Core Concepts
The GCD algorithm is an optimal and efficient list decoding algorithm that generates and re-encodes partial test error patterns (TEPs) in increasing soft weight order to find the L most likely codewords, without requiring online Gaussian elimination.
Abstract
The paper presents the GCD algorithm as an optimal list decoding approach for linear block codes. The key highlights are:
The GCD algorithm is proven to be more efficient than the guessing noise decoding (GND) algorithm, as it typically requires fewer queries to find the L most likely codewords.
The paper provides a complexity analysis of the GCD algorithm, showing that it has lower complexity than the exhaustive search decoding (ESD) and can be more efficient than the ordered statistics decoding (OSD) for low/high-rate codes.
To further reduce the complexity, the paper introduces three conditions for truncating the GCD algorithm, resulting in the truncated GCD. An upper bound on the performance gap between the truncated GCD and the optimal GCD is derived, enabling a balance between performance and complexity.
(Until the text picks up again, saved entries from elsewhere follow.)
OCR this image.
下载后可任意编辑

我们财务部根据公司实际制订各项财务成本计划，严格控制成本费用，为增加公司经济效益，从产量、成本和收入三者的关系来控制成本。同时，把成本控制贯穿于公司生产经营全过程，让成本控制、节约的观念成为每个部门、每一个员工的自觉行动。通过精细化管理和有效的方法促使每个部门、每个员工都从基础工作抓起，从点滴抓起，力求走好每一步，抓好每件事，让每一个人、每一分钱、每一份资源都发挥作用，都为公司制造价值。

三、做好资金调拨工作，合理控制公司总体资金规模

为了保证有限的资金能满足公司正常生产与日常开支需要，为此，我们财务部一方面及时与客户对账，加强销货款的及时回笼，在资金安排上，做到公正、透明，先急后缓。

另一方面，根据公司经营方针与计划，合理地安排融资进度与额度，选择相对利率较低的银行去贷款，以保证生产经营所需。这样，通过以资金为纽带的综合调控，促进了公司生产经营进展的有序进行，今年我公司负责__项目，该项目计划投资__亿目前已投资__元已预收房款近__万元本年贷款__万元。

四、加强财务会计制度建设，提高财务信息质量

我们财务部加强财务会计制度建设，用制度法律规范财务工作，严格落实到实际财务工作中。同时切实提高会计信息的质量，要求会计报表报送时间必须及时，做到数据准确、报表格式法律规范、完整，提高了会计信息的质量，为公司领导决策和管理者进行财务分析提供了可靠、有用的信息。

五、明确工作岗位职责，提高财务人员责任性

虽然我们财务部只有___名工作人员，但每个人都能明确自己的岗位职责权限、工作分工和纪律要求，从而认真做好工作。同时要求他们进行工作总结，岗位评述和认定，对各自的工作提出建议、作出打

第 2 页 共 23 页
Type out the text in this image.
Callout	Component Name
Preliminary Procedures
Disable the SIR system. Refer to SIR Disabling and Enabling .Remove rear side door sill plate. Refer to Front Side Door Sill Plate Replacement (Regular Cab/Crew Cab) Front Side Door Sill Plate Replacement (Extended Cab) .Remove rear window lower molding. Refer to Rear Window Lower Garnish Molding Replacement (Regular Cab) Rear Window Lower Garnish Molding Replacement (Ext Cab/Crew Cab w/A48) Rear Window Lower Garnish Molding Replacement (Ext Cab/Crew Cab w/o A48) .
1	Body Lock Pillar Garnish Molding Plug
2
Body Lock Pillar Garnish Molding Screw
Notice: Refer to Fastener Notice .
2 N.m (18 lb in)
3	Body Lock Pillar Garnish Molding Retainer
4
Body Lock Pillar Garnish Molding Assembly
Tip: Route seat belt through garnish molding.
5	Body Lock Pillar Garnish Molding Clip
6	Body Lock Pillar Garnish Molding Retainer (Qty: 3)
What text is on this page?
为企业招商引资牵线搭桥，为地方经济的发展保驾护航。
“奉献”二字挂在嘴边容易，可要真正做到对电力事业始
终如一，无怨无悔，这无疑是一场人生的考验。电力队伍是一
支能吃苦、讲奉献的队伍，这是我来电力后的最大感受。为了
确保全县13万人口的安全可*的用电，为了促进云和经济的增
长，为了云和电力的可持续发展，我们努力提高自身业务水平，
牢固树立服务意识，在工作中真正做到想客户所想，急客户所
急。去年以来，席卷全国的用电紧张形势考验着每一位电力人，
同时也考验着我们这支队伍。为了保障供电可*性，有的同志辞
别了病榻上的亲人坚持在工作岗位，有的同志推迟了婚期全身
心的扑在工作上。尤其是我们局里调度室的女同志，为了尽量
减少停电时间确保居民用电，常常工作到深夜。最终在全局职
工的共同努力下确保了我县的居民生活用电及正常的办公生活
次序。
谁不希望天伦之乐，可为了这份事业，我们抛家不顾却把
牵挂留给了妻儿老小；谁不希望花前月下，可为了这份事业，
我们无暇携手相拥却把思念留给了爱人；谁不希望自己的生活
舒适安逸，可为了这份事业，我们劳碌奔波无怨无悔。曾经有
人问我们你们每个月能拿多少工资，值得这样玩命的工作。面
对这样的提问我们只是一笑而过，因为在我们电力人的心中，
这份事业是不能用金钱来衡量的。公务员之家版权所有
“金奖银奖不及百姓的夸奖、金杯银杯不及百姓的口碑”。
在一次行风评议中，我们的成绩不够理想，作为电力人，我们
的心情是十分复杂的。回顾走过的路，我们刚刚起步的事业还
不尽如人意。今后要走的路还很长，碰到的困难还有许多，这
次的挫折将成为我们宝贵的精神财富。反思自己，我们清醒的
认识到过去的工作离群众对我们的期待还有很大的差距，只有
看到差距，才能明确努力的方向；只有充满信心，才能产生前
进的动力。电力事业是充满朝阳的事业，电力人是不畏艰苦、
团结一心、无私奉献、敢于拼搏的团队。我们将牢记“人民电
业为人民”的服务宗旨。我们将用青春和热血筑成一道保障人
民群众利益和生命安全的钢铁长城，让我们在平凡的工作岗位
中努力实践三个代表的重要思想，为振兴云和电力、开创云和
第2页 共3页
A parallel implementation of the (truncated) GCD algorithm is proposed to reduce the decoding latency without compromising performance.
The GCD algorithm is applied to the decoding of polar codes, where a multiple-bit-wise successive cancellation list (SCL) decoding algorithm is developed by embedding the GCD into a pruned polar decoding tree. This approach significantly reduces the decoding latency of polar codes without any performance loss.
Stats
This paper does not contain any explicit numerical data or statistics to support the key claims. The analysis and comparisons are mostly qualitative.